When Sawyer pressed him to do favors for the lumber and railroad industries, La Follette’s stubborn streak returned. He was not yet a passionate crusader, but he took immense pride in his own virtue. Rebelliousness fused with self-righteousness, an explosive combination. He angrily rejected Sawyer’s demands.

.. The party schism was different from any that had preceded it, and the press struggled to label the factions. It did not occur to people to call the two sides progressive and conservative

.. In 1896, La Follette arrived at the Republican state convention with enough pledged delegates to win the gubernatorial nomination. As if to prove his point about corruption, Stalwart opponents bribed some of his delegates into switching sides, depriving him of victory. In 1898, it happened again. Defiant and undeterred, La Follette prophesied that “temporary defeat often results in a more decided and lasting victory than one which is too easily achieved.”

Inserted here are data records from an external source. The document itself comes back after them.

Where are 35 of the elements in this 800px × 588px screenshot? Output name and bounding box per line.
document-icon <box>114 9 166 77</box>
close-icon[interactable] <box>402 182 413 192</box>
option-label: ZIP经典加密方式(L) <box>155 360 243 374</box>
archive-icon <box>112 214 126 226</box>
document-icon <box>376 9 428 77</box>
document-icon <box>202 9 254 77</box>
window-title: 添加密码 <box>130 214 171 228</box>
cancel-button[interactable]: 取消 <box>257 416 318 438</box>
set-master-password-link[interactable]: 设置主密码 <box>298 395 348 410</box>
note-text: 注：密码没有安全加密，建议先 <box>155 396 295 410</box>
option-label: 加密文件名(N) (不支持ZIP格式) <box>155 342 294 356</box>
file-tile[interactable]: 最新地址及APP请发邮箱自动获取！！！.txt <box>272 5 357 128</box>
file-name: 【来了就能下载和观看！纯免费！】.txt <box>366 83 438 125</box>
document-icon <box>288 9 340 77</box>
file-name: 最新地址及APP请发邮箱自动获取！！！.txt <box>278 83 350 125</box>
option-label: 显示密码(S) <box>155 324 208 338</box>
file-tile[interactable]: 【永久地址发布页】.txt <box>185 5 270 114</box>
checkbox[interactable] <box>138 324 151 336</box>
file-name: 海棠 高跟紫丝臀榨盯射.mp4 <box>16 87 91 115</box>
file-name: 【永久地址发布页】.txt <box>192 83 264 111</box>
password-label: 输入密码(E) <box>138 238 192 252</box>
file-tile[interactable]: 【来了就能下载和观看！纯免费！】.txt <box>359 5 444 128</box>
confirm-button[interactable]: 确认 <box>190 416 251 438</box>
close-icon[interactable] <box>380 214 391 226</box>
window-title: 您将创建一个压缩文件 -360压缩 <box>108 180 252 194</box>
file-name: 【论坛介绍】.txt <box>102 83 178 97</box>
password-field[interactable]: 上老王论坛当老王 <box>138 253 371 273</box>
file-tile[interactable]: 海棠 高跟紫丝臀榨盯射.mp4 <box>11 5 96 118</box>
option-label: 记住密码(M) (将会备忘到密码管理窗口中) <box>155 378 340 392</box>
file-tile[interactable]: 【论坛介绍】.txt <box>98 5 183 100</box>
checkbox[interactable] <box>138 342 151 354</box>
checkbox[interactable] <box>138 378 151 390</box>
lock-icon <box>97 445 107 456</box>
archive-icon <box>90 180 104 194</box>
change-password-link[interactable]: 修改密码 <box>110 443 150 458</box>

.. In contrast to Roosevelt’s pragmatic approach, he believed that temporary defeat was preferable to compromised legislation, which would sate public demand for reform without making genuine progress. “In legislation no bread is often better than half a loaf,” he argued. “Half a loaf, as a rule, dulls the appetite, and destroys the keenness of interest in attaining the full loaf.”  Legislative defeat, on the other hand, served a useful political purpose. He would use the defeat of a popular bill to bludgeon his opponents in the next election, and he would keep assailing them with it until they yielded or lost their seats.